Domino’s Pizza (NYSE: DPZ) got a major boost Wednesday after Morgan Stanley came out with bullish views on the fast food chain. The stock gained about 4% after the research firm upgraded its rating to overweight from equal weight.
Raising the target price to $283 from $268, the analysts said Domino’s holds a better valuation compared to its “slower-growing” competitors.
According to the analyst, the current market estimate of slower same-store sales growth, over the next two years, is too bearish for a market-leader like Domino’s. The estimate represents a marked slowdown from the sales performance over the last two years.

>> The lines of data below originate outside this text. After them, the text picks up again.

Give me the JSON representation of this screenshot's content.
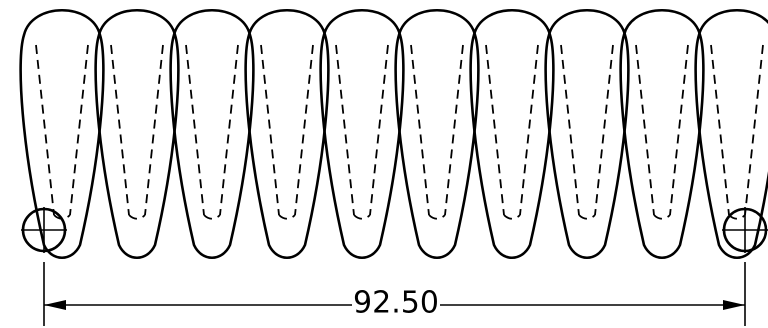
{
  "dimension": {
    "label": "92.50"
  }
}
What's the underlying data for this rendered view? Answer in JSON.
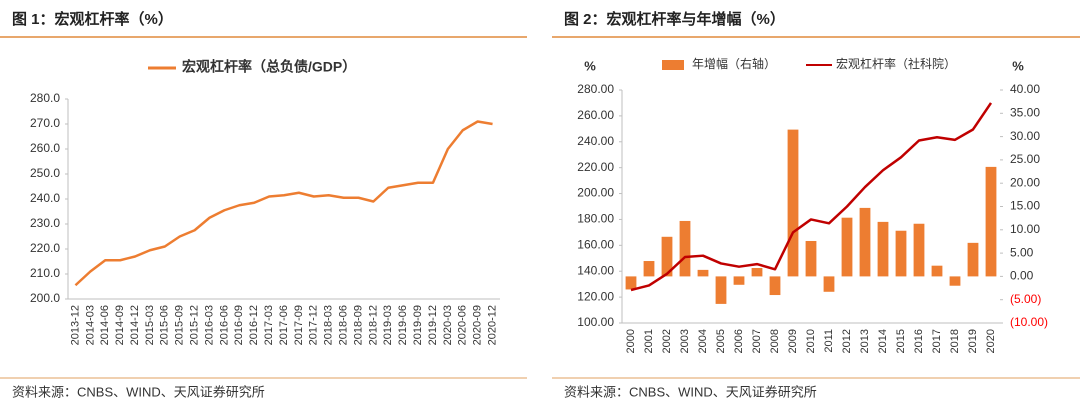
{
  "chart_data": [
    {
      "type": "line",
      "header": "图 1：宏观杠杆率（%）",
      "source": "资料来源：CNBS、WIND、天风证券研究所",
      "categories": [
        "2013-12",
        "2014-03",
        "2014-06",
        "2014-09",
        "2014-12",
        "2015-03",
        "2015-06",
        "2015-09",
        "2015-12",
        "2016-03",
        "2016-06",
        "2016-09",
        "2016-12",
        "2017-03",
        "2017-06",
        "2017-09",
        "2017-12",
        "2018-03",
        "2018-06",
        "2018-09",
        "2018-12",
        "2019-03",
        "2019-06",
        "2019-09",
        "2019-12",
        "2020-03",
        "2020-06",
        "2020-09",
        "2020-12"
      ],
      "series": [
        {
          "name": "宏观杠杆率（总负债/GDP）",
          "color": "#ed7d31",
          "values": [
            205.5,
            211,
            215.5,
            215.5,
            217,
            219.5,
            221,
            225,
            227.5,
            232.5,
            235.5,
            237.5,
            238.5,
            241,
            241.5,
            242.5,
            241,
            241.5,
            240.5,
            240.5,
            239,
            244.5,
            245.5,
            246.5,
            246.5,
            260,
            267.5,
            271,
            270
          ]
        }
      ],
      "ylim": [
        200,
        280
      ],
      "yticks": [
        {
          "value": 200,
          "label": "200.0"
        },
        {
          "value": 210,
          "label": "210.0"
        },
        {
          "value": 220,
          "label": "220.0"
        },
        {
          "value": 230,
          "label": "230.0"
        },
        {
          "value": 240,
          "label": "240.0"
        },
        {
          "value": 250,
          "label": "250.0"
        },
        {
          "value": 260,
          "label": "260.0"
        },
        {
          "value": 270,
          "label": "270.0"
        },
        {
          "value": 280,
          "label": "280.0"
        }
      ],
      "grid": false
    },
    {
      "type": "combo",
      "header": "图 2：宏观杠杆率与年增幅（%）",
      "source": "资料来源：CNBS、WIND、天风证券研究所",
      "y_label": "%",
      "y2_label": "%",
      "categories": [
        "2000",
        "2001",
        "2002",
        "2003",
        "2004",
        "2005",
        "2006",
        "2007",
        "2008",
        "2009",
        "2010",
        "2011",
        "2012",
        "2013",
        "2014",
        "2015",
        "2016",
        "2017",
        "2018",
        "2019",
        "2020"
      ],
      "series": [
        {
          "name": "年增幅（右轴）",
          "type": "bar",
          "axis": "y2",
          "color": "#ed7d31",
          "values": [
            -2.8,
            3.3,
            8.5,
            11.9,
            1.4,
            -5.9,
            -1.8,
            1.8,
            -4.0,
            31.5,
            7.6,
            -3.3,
            12.6,
            14.7,
            11.7,
            9.8,
            11.3,
            2.3,
            -2.0,
            7.2,
            23.5
          ]
        },
        {
          "name": "宏观杠杆率（社科院）",
          "type": "line",
          "color": "#c00000",
          "values": [
            125.5,
            129,
            138,
            151,
            152,
            146,
            143.5,
            145.5,
            141.5,
            170,
            180,
            177,
            190,
            205,
            218,
            228,
            241,
            243.5,
            241.5,
            249.5,
            270
          ]
        }
      ],
      "ylim": [
        100,
        280
      ],
      "yticks": [
        {
          "value": 100,
          "label": "100.00"
        },
        {
          "value": 120,
          "label": "120.00"
        },
        {
          "value": 140,
          "label": "140.00"
        },
        {
          "value": 160,
          "label": "160.00"
        },
        {
          "value": 180,
          "label": "180.00"
        },
        {
          "value": 200,
          "label": "200.00"
        },
        {
          "value": 220,
          "label": "220.00"
        },
        {
          "value": 240,
          "label": "240.00"
        },
        {
          "value": 260,
          "label": "260.00"
        },
        {
          "value": 280,
          "label": "280.00"
        }
      ],
      "y2lim": [
        -10,
        40
      ],
      "y2ticks": [
        {
          "value": -10,
          "label": "(10.00)"
        },
        {
          "value": -5,
          "label": "(5.00)"
        },
        {
          "value": 0,
          "label": "0.00"
        },
        {
          "value": 5,
          "label": "5.00"
        },
        {
          "value": 10,
          "label": "10.00"
        },
        {
          "value": 15,
          "label": "15.00"
        },
        {
          "value": 20,
          "label": "20.00"
        },
        {
          "value": 25,
          "label": "25.00"
        },
        {
          "value": 30,
          "label": "30.00"
        },
        {
          "value": 35,
          "label": "35.00"
        },
        {
          "value": 40,
          "label": "40.00"
        }
      ],
      "y2_negative_tick_color": "#ff0000",
      "grid": false
    }
  ]
}
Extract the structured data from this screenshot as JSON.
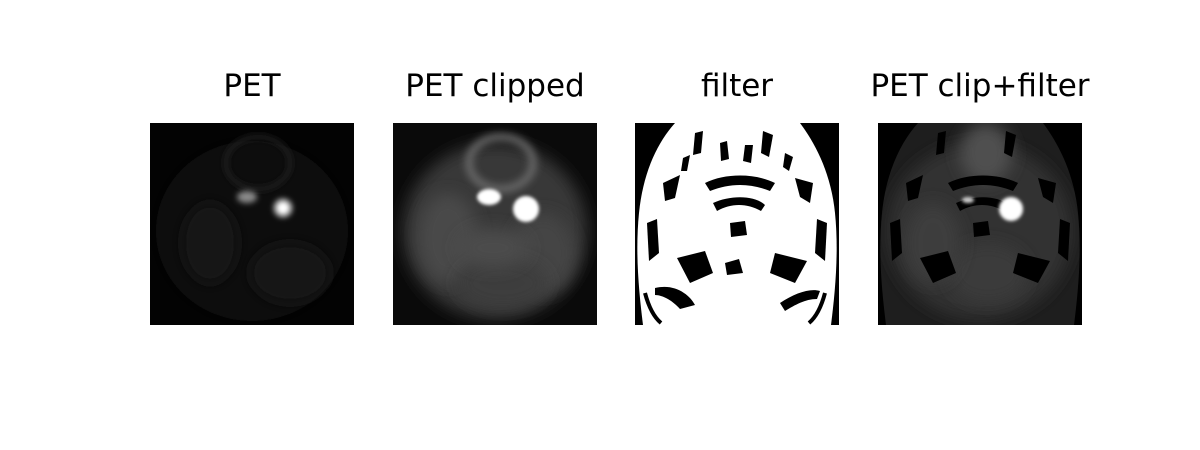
{
  "figure": {
    "panels": [
      {
        "title": "PET",
        "image": "pet-scan-image"
      },
      {
        "title": "PET clipped",
        "image": "pet-clipped-image"
      },
      {
        "title": "filter",
        "image": "binary-filter-mask-image"
      },
      {
        "title": "PET clip+filter",
        "image": "pet-clip-filter-image"
      }
    ]
  }
}
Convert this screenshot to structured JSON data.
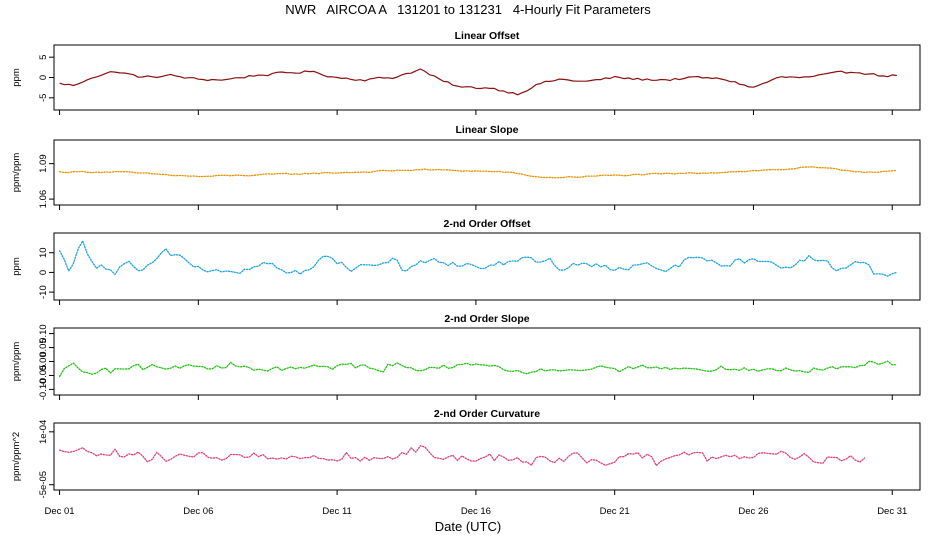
{
  "title": "NWR   AIRCOA A   131201 to 131231   4-Hourly Fit Parameters",
  "xlabel": "Date (UTC)",
  "chart_data": [
    {
      "type": "line",
      "title": "Linear Offset",
      "ylabel": "ppm",
      "ylim": [
        -8,
        8
      ],
      "yticks": [
        -5,
        0,
        5
      ],
      "ytick_labels": [
        "-5",
        "0",
        "5"
      ],
      "xlim": [
        0.8,
        32.0
      ],
      "xticks": [
        1,
        6,
        11,
        16,
        21,
        26,
        31
      ],
      "xtick_labels": [
        "Dec 01",
        "Dec 06",
        "Dec 11",
        "Dec 16",
        "Dec 21",
        "Dec 26",
        "Dec 31"
      ],
      "x_start": 1.0,
      "x_end": 31.2,
      "knots_x": [
        1.0,
        1.6,
        2.1,
        3.0,
        4.0,
        5.0,
        6.0,
        7.0,
        8.0,
        9.0,
        10.0,
        11.0,
        12.0,
        13.0,
        14.0,
        14.8,
        15.5,
        16.5,
        17.5,
        18.3,
        19.0,
        20.0,
        21.0,
        22.0,
        23.0,
        24.0,
        25.0,
        26.0,
        26.9,
        28.0,
        29.0,
        29.8,
        30.5,
        31.2
      ],
      "knots_y": [
        -1.5,
        -2.0,
        0.0,
        1.5,
        0.0,
        0.5,
        -0.5,
        -0.5,
        0.5,
        1.0,
        1.5,
        0.0,
        -0.5,
        0.0,
        2.0,
        -1.0,
        -2.5,
        -2.5,
        -4.0,
        -1.5,
        -0.5,
        -1.0,
        0.0,
        -0.5,
        -0.5,
        0.0,
        -0.5,
        -2.5,
        0.0,
        0.0,
        1.0,
        1.5,
        0.5,
        0.5
      ],
      "noise": 0.5,
      "series_color": "#8b1010",
      "style": "solid"
    },
    {
      "type": "line",
      "title": "Linear Slope",
      "ylabel": "ppm/ppm",
      "ylim": [
        1.055,
        1.11
      ],
      "yticks": [
        1.06,
        1.09
      ],
      "ytick_labels": [
        "1.06",
        "1.09"
      ],
      "xlim": [
        0.8,
        32.0
      ],
      "xticks": [
        1,
        6,
        11,
        16,
        21,
        26,
        31
      ],
      "x_start": 1.0,
      "x_end": 31.2,
      "knots_x": [
        1.0,
        3.0,
        6.0,
        9.0,
        12.0,
        14.0,
        17.0,
        18.5,
        21.0,
        24.0,
        27.0,
        28.0,
        30.0,
        31.2
      ],
      "knots_y": [
        1.083,
        1.083,
        1.079,
        1.081,
        1.083,
        1.085,
        1.083,
        1.078,
        1.08,
        1.082,
        1.085,
        1.087,
        1.083,
        1.084
      ],
      "noise": 0.001,
      "series_color": "#e39400",
      "style": "dotted"
    },
    {
      "type": "line",
      "title": "2-nd Order Offset",
      "ylabel": "ppm",
      "ylim": [
        -14,
        20
      ],
      "yticks": [
        -10,
        0,
        10
      ],
      "ytick_labels": [
        "-10",
        "0",
        "10"
      ],
      "xlim": [
        0.8,
        32.0
      ],
      "xticks": [
        1,
        6,
        11,
        16,
        21,
        26,
        31
      ],
      "x_start": 1.0,
      "x_end": 31.2,
      "knots_x": [
        1.0,
        1.4,
        1.8,
        2.3,
        3.0,
        3.5,
        4.0,
        4.8,
        5.5,
        6.2,
        7.5,
        8.5,
        9.5,
        10.5,
        11.5,
        12.5,
        13.5,
        14.5,
        15.0,
        16.0,
        17.0,
        18.0,
        19.0,
        20.0,
        21.0,
        22.0,
        23.0,
        24.0,
        25.0,
        26.0,
        27.0,
        28.0,
        29.0,
        30.0,
        30.3,
        31.2
      ],
      "knots_y": [
        10.0,
        0.0,
        15.0,
        5.0,
        0.0,
        5.0,
        0.0,
        10.0,
        5.0,
        3.0,
        2.0,
        5.0,
        0.0,
        8.0,
        2.0,
        5.0,
        3.0,
        8.0,
        5.0,
        3.0,
        5.0,
        8.0,
        2.0,
        5.0,
        3.0,
        5.0,
        2.0,
        8.0,
        5.0,
        5.0,
        2.0,
        8.0,
        2.0,
        5.0,
        0.0,
        0.0
      ],
      "noise": 6.0,
      "series_color": "#1aa2e0",
      "style": "dotted"
    },
    {
      "type": "line",
      "title": "2-nd Order Slope",
      "ylabel": "ppm/ppm",
      "ylim": [
        -0.12,
        0.12
      ],
      "yticks": [
        -0.1,
        -0.05,
        0.0,
        0.05,
        0.1
      ],
      "ytick_labels": [
        "-0.10",
        "-0.05",
        "0.00",
        "0.05",
        "0.10"
      ],
      "xlim": [
        0.8,
        32.0
      ],
      "xticks": [
        1,
        6,
        11,
        16,
        21,
        26,
        31
      ],
      "x_start": 1.0,
      "x_end": 31.2,
      "knots_x": [
        1.0,
        1.5,
        2.2,
        3.0,
        4.0,
        5.0,
        6.0,
        7.5,
        9.0,
        10.5,
        12.0,
        13.5,
        15.0,
        16.5,
        18.0,
        19.5,
        21.0,
        22.5,
        24.0,
        25.5,
        27.0,
        28.5,
        29.8,
        30.2,
        31.2
      ],
      "knots_y": [
        -0.06,
        -0.02,
        -0.04,
        -0.03,
        -0.02,
        -0.03,
        -0.02,
        -0.02,
        -0.03,
        -0.02,
        -0.02,
        -0.03,
        -0.02,
        -0.02,
        -0.03,
        -0.02,
        -0.03,
        -0.02,
        -0.03,
        -0.02,
        -0.03,
        -0.02,
        -0.03,
        0.0,
        0.0
      ],
      "noise": 0.035,
      "series_color": "#22c012",
      "style": "dotted"
    },
    {
      "type": "line",
      "title": "2-nd Order Curvature",
      "ylabel": "ppm/ppm^2",
      "ylim": [
        -6.5e-05,
        0.000125
      ],
      "yticks": [
        -5e-05,
        0.0001
      ],
      "ytick_labels": [
        "-5e-05",
        "1e-04"
      ],
      "xlim": [
        0.8,
        32.0
      ],
      "xticks": [
        1,
        6,
        11,
        16,
        21,
        26,
        31
      ],
      "x_start": 1.0,
      "x_end": 30.1,
      "knots_x": [
        1.0,
        2.0,
        3.0,
        4.0,
        5.0,
        6.0,
        7.0,
        8.0,
        9.0,
        10.0,
        11.0,
        12.0,
        13.0,
        14.0,
        15.0,
        16.0,
        17.0,
        18.0,
        19.0,
        20.0,
        21.0,
        22.0,
        23.0,
        24.0,
        25.0,
        26.0,
        27.0,
        28.0,
        29.0,
        30.1
      ],
      "knots_y": [
        4e-05,
        5e-05,
        3e-05,
        3e-05,
        2e-05,
        3e-05,
        3e-05,
        3e-05,
        2e-05,
        3e-05,
        3e-05,
        2e-05,
        3e-05,
        4e-05,
        3e-05,
        2e-05,
        3e-05,
        2e-05,
        3e-05,
        2e-05,
        2e-05,
        3e-05,
        3e-05,
        3e-05,
        2e-05,
        3e-05,
        4e-05,
        3e-05,
        2e-05,
        3e-05
      ],
      "noise": 4e-05,
      "series_color": "#e0407a",
      "style": "dotted"
    }
  ]
}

Raising the target price, the analysts said Domino’s holds a better valuation compared to its “slower-growing” competitors
Investor sentiment had turned negative after the company reported lower than expected earnings for the fourth quarter, mainly due to a drop in comparable store sales in the US amid intense competition.
The latest upgrade could allay the concerns of the stakeholders, over the challenges facing the food industry. Also, the transformation strategy adopted by the management in recent years, with a focus on revamping the menu, streamlining franchises and integrating technology, will help the company overcome the market headwinds.
The current trend indicates that the recovery that started this week will gather strength ahead of the earnings report, which is expected to be announced on April 24. It makes Domino’s stock an investment option worth considering prior to the quarterly report.
For the stock, 2018 was a year of turbulence as its experienced significant volatility, despite reaching a peak. Though they entered 2019 on a positive note, Domino’s shares retreated in recent weeks. The stock traded approximately 4% higher Wednesday afternoon. Among others, Papa John’s (PZZA) closed the day’s trading down 1.5%, while Yum! Brands (YUM) ended the session slightly lower.